Perché la vita aliena è più probabile nei mondi viola che in quelli blu e verdi come la Terra
La ricerca della vita aliena è uno degli obiettivi più entusiasmanti e significativi dell'esplorazione spaziale e delle indagini astrobiologiche. Del resto, avere la conferma che la Terra non è l'unico pianeta abitato dell'Universo avrebbe un impatto travolgente su storia, cultura, religione e altri pilastri dell'umanità.

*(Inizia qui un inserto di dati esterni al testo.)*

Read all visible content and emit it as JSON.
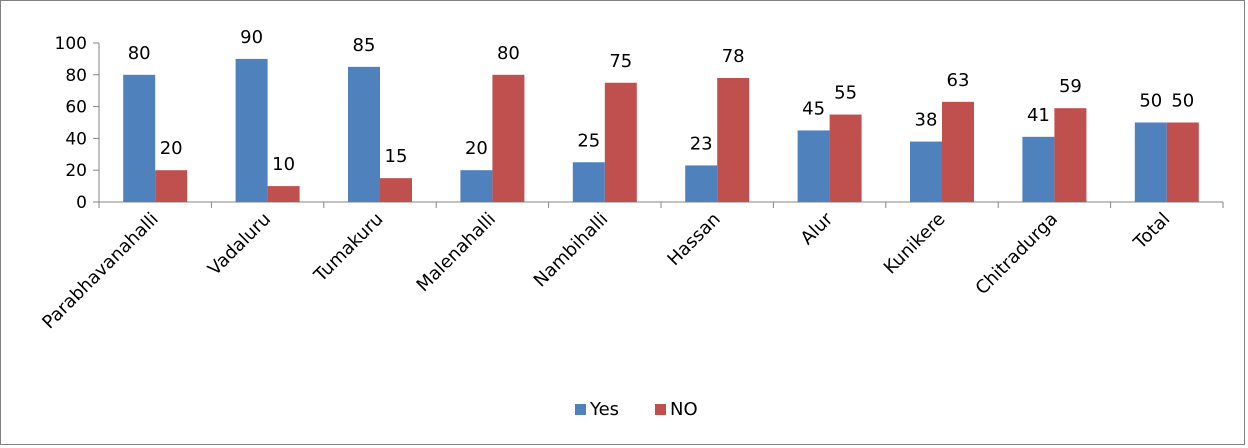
{
  "chart_data": {
    "type": "bar",
    "categories": [
      "Parabhavanahalli",
      "Vadaluru",
      "Tumakuru",
      "Malenahalli",
      "Nambihalli",
      "Hassan",
      "Alur",
      "Kunikere",
      "Chitradurga",
      "Total"
    ],
    "series": [
      {
        "name": "Yes",
        "values": [
          80,
          90,
          85,
          20,
          25,
          23,
          45,
          38,
          41,
          50
        ],
        "color": "#4F81BD"
      },
      {
        "name": "NO",
        "values": [
          20,
          10,
          15,
          80,
          75,
          78,
          55,
          63,
          59,
          50
        ],
        "color": "#C0504D"
      }
    ],
    "title": "",
    "xlabel": "",
    "ylabel": "",
    "ylim": [
      0,
      100
    ],
    "yticks": [
      0,
      20,
      40,
      60,
      80,
      100
    ],
    "grid": false,
    "legend_position": "bottom",
    "data_labels": true
  }
}
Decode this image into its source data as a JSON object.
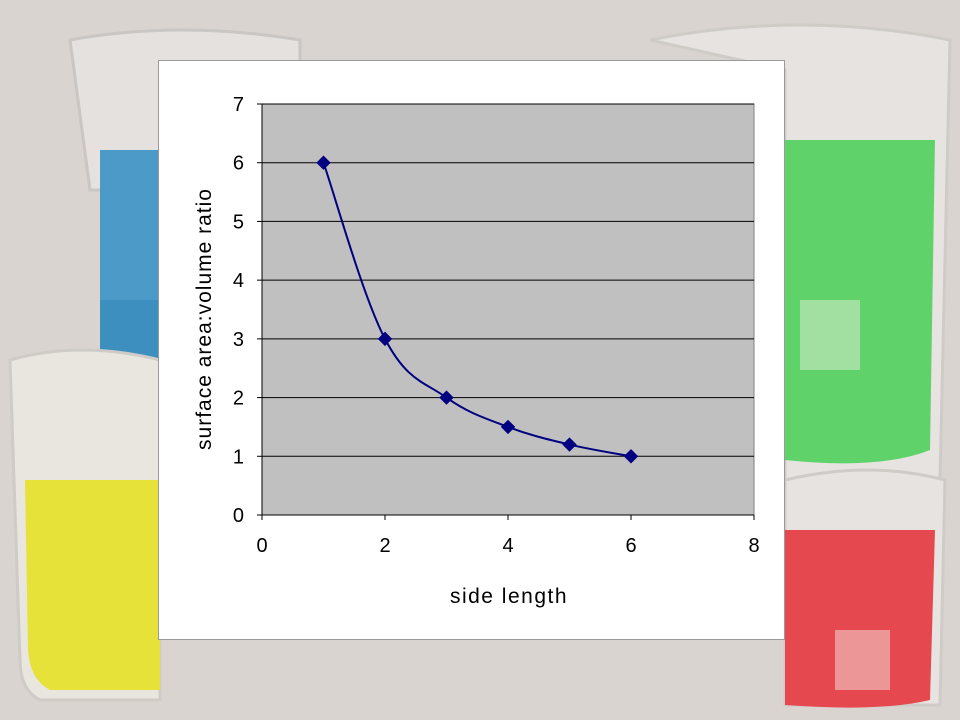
{
  "chart_data": {
    "type": "scatter",
    "title": "",
    "xlabel": "side length",
    "ylabel": "surface area:volume ratio",
    "xlim": [
      0,
      8
    ],
    "ylim": [
      0,
      7
    ],
    "x_ticks": [
      0,
      2,
      4,
      6,
      8
    ],
    "y_ticks": [
      0,
      1,
      2,
      3,
      4,
      5,
      6,
      7
    ],
    "grid": "horizontal",
    "legend": "none",
    "line": "smoothed",
    "marker": "diamond",
    "series": [
      {
        "x": [
          1,
          2,
          3,
          4,
          5,
          6
        ],
        "values": [
          6,
          3,
          2,
          1.5,
          1.2,
          1
        ]
      }
    ]
  },
  "colors": {
    "plot_background": "#c0c0c0",
    "series": "#000080",
    "gridline": "#000000",
    "chart_background": "#ffffff"
  }
}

Quando immaginiamo questi mondi lontani popolati dagli extraterrestri, in mente salta subito qualcosa di molto simile a Pandora di Avatar, un pianeta extrasolare diverso ma in qualche modo molto somigliante alla Terra, con tanta acqua, una vegetazione lussureggiante e una grande diversità biologica, magari con creature intelligenti degne di E.T. In realtà, secondo gli scienziati, avremmo molte più probabilità di trovare la vita indagando nei mondi viola e non in quelli blu e verdi, che rispecchiano la nostra esperienza terrestre.
Il motivo per cui dovremmo privilegiare i mondi viola è stato dettagliato in un nuovo studio statunitense condotto da scienziati dell'Università Cornell, che hanno collaborato a stretto contatto con i colleghi del Carl Sagan Institute e del Dipartimento di Biologia Vegetale e Microbica dell'Università del Minnesota. I ricercatori, coordinati dalla professoressa Ligia Fonseca Coelho, docente presso il Dipartimento di Astronomia dell'ateneo di New York, hanno spiegato che la vegetazione responsabile della caratteristica firma verde del nostro pianeta è arrivata molto tardi nell'evoluzione della vita; per circa il 70 percento della sua storia, infatti, il globo terracqueo è stato popolato da microrganismi. E prima che prendessero il sopravvento quelli fotosintetizzanti in grado di donarci l'ossigeno che respiriamo, molto probabilmente era popolata proprio dai cosiddetti batteri viola, che ancora oggi vivono in alcuni luoghi con condizioni estreme (ad esempio molto povere di ossigeno e completamente buie). Questi batteri sfruttano sistemi di fotosintesi più semplici di quelli a base di clorofilla verde della vegetazione, prosperando con la luce rossa o infrarossa e non producendo ossigeno.
Poiché la Terra, per larghissima parte del tempo, potrebbe essere stata dominata solo da questo tipo di microrganismi, gli autori dello studio ritengono la loro presenza più probabile sui pianeti extrasolari, rispetto a quella di altri organismi. I batteri viola donerebbero a questi mondi alieni una caratteristica “impronta digitale luminosa”, che a sua volta potrebbe essere rilevata dai telescopi terrestri e spaziali di prossima generazione, come l'Extremely Large Telescope e l'Hbitable Worlds Observatory. Questi strumenti saranno infatti in grado di indagare sulla composizione chimica degli esopianeti, facendo emergere potenziali tracce di vita. Ad oggi, fra gli oltre 5.500 esopianeti scoperti, circa una trentina orbitano nella zona abitabile della stella madre (quella che potenzialmente ospita acqua liquida) e potrebbero ospitare vita. I ricercatori non dovrebbero lasciarsi sfuggire l'occasione di dare la caccia alle tracce lasciate dai batteri viola, come indicato molto più probabili di quelle lasciate da omini verdi e grigi che pullulano nella letteratura fantascientifica.
“I batteri viola possono prosperare in una vasta gamma di condizioni, rendendoli uno dei principali contendenti per la vita che potrebbe dominare una varietà di mondi”, ha dichiarato la professoressa Coelho in un comunicato stampa. I batteri viola, che in realtà hanno anche altri colori come il giallo e il rosso, in un mondo privo della competizione di piante, alghe e altri batteri potrebbero essere praticamente ovunque. “Un sole rosso potrebbe offrire loro le condizioni più favorevoli per la fotosintesi”, ha spiegato la professoressa Coelho, riferendosi alle numerose nane rosse attorno alle quali orbitano molti esopianeti. I ricercatori stanno mettendo a punto database con pigmenti biologici e spettri ad alta risoluzione grazie ai quali satà possibile addestrare algoritmi ad hoc, affinando la caccia a queste forme di vita quando i dispositivi idonei saranno pronti. I dettagli della ricerca “Purple is the new green: biopigments and spectra of Earth-like purple worlds” sono stati pubblicati sulla rivista scientifica Monthly Notices of the Royal Astronomical Society.